Le vote italien, à quinze mois des européennes, constitue un avertissement qui doit être entendu. L’Italie, contrairement à la Grèce, représente un risque systémique pour l’Union comme pour la zone euro. Elle maîtrise comme nul autre pays l’art de se diriger tout en n’étant pas gouvernée. Tout l’enjeu pour le chef de l’État, Sergio Mattarella, consiste à conjurer tant une alliance entre Cinque Stelle et la Lega qu’un retour aux urnes. La constitution d’un gouvernement minoritaire et impotent est probable. Au prix d’un supplément d’immobilisme à l’intérieur et d’une prise de distance avec l’Union à l’extérieur.
L’électrochoc italien confirme que l’élection d’Emmanuel Macron fut une parenthèse miraculeuse qui vit la France faire exception – pour une fois de manière positive – en choisissant le réformisme contre le populisme.
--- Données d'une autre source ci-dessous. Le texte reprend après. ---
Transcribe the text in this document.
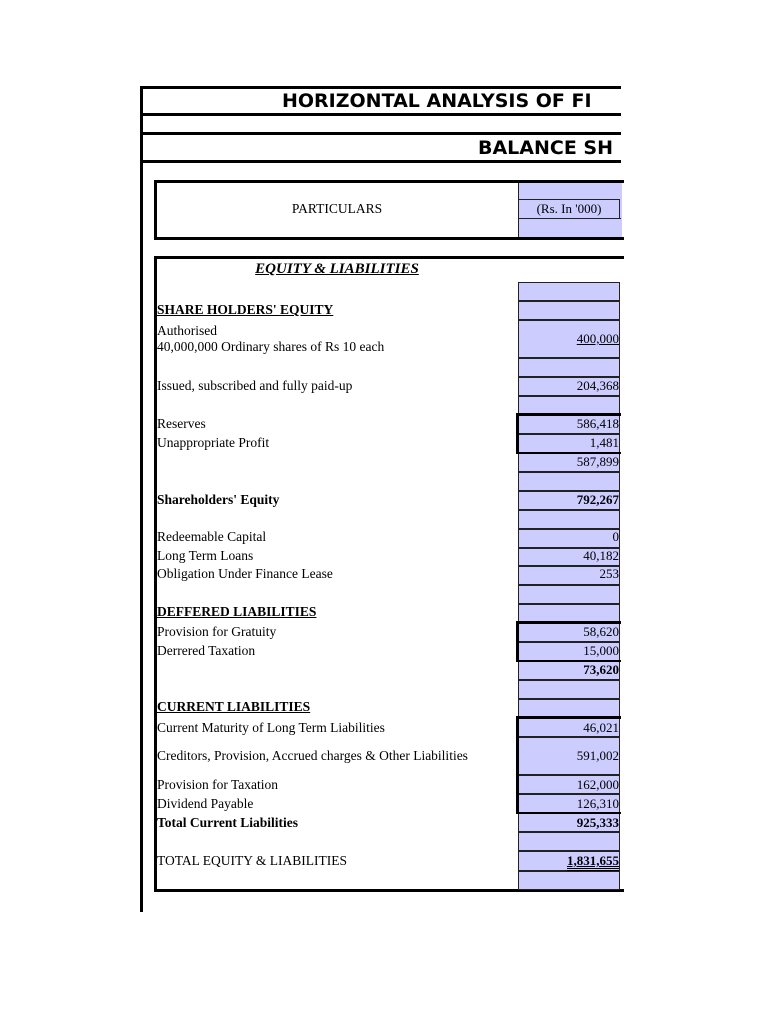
HORIZONTAL ANALYSIS OF FI
BALANCE SH
PARTICULARS	(Rs. In '000)
EQUITY & LIABILITIES
SHARE HOLDERS' EQUITY
Authorised
40,000,000 Ordinary shares of Rs 10 each
Issued, subscribed and fully paid-up
Reserves
Unappropriate Profit
Shareholders' Equity
Redeemable Capital
Long Term Loans
Obligation Under Finance Lease
DEFFERED LIABILITIES
Provision for Gratuity
Derrered Taxation
CURRENT LIABILITIES
Current Maturity of Long Term Liabilities
Creditors, Provision, Accrued charges & Other Liabilities
Provision for Taxation
Dividend Payable
Total Current Liabilities
TOTAL EQUITY & LIABILITIES
400,000
204,368
586,418
1,481
587,899
792,267
0
40,182
253
58,620
15,000
73,620
46,021
591,002
162,000
126,310
925,333
1,831,655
L’équation européenne est désormais claire.
L’effondrement de la social-démocratie et l’érosion de la droite conservatrice ouvrent un formidable espace aux partis populistes. Pour s’être reposée sur les pseudo-dividendes de la paix après la chute de l’URSS et avoir communié dans le déni des crises économiques et des menaces géopolitiques, l’Europe affronte aujourd’hui la pire des tempêtes, celle, intérieure, qui naît de la corruption de la démocratie par la démagogie.